Das Haus in seiner ganzen Dimension soll ein offenes sein und allen offen stehen. Denn geschaffen wurde dieses Haus nicht unbedingt von einer künstlichen, wohl aber von einer künstlerischen Intelligenz, die sich einfühlen konnte in das, was Menschen so bewegt.
Harald Ehrl
Zur Eröffnung – oder Einweihung – des Ortes spielt Hermann Nitsch auf der Bruckner Orgel ein Orgelkonzert. Gibt es eine Art Gegenpol zur stereotypen Idee der technokratischen, perfekten, kalten Künstlichen Intelligenz, dann ist Hermann Nitsch in seinem ganzen künstlerischen Wesen und in seiner Performativität, sich über die Orgel herzumachen, ein großartiges Beispiel. Aber damit nicht genug, viele weitere Koryphäen und kreative Köpfe tragen zur Vielschichtigkeit des Festivals bei. Siegfried Zielinski, Medienarchäologe und Technologiehistoriker führt gemeinsam mit Anthony Moore, Experimentalmusiker und Koautor verschiedener Pink-Floyd-Songs, in Etappen durch das Stift und beleuchten an unterschiedlichen Orten von der Gruft bis zur Kathedrale die Beziehung zwischen Mensch und Maschine. Dennis Russell Davies und Maki Namekawa spielen vierhändig Strawinskys Feuervogel, präsentieren aber auch die österreichische Erstaufführung einer Auftragsarbeit von Philip Glass.

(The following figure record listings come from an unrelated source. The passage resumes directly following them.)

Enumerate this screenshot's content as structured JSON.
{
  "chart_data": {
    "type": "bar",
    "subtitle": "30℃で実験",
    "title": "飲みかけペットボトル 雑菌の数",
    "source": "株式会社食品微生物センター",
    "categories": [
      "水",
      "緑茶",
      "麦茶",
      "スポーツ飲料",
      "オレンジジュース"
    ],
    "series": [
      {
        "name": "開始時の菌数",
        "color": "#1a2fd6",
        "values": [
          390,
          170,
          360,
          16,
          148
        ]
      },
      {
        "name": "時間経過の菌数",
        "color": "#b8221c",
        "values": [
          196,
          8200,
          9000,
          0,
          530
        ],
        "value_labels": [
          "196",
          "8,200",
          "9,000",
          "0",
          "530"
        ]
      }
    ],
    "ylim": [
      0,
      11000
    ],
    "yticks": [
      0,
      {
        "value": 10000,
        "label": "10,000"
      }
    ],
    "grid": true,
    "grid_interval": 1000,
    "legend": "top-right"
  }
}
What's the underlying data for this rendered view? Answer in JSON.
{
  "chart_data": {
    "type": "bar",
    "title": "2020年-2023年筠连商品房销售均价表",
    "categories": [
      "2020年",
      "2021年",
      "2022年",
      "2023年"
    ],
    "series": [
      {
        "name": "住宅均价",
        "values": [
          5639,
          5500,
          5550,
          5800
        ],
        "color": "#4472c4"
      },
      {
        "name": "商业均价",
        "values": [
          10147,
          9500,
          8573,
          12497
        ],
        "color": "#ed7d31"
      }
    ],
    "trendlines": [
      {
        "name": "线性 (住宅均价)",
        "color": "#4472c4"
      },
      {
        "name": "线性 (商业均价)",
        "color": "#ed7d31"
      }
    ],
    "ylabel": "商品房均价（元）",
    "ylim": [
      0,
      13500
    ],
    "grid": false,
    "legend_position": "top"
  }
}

Das Karajan-Institut versucht den Spagat zwischen Technologie und Menschlichem, indem es Herbert von Karajans Vision in die Zukunft transferiert. Er war immer der Meinung, in der Zukunft würde Musik viel visueller wahrgenommen werden – Aufnahmen würden nicht mehr bloß gehört, sondern gesehen und gefühlt. Deshalb wurde mit einer Serie von classical musical Hackathons begonnen, bei denen MusikerInnen, KünstlerInnen, WissenschaftlerInnen und TechnologInnen für ein Wochenende zusammengebracht werden, um gemeinsam über mögliche Anwendungen nachzudenken. Und egal, ob es funktioniert oder nicht, nach dem Wochenende wird alles präsentiert. Darüber hinaus steuern die ExpertInnen der Yamaha R&D Division AI Group und der Glenn Gould Foundation eine AI-basierte Performance bei.
Nach dem intensiven Samstag in St. Florian steht der Sonntag zur Verfügung, sich – praktisch und theoretisch – weiter in die Thematik zu vertiefen. Am Abend findet mit der „Episode am Fluss“ eine Hommage an die allererste Klangwolke aus dem Jahr 1979 im Donaupark ihre Entsprechung. Viel ruhiger als die spektakuläre Klangwolke vom Vorabend findet sich hier Zeit und Raum, des Konzeptes von Kunst im öffentlichen Raum zu gedenken und zwar mit Künstlerinnen und Künstlern, die mit ihren Klangarbeiten immer wieder bei der Ars Electronica vertreten waren. Klangwolke bedeutet hier, dass sich Klang im Raum ausbreitet – im realen Raum und im digitalen Raum. Eine Reihe von Soundarbeiten wird neu interpretieren was es bedeutet, klassische Musik in den offenen, den öffentlichen Raum zu bringen.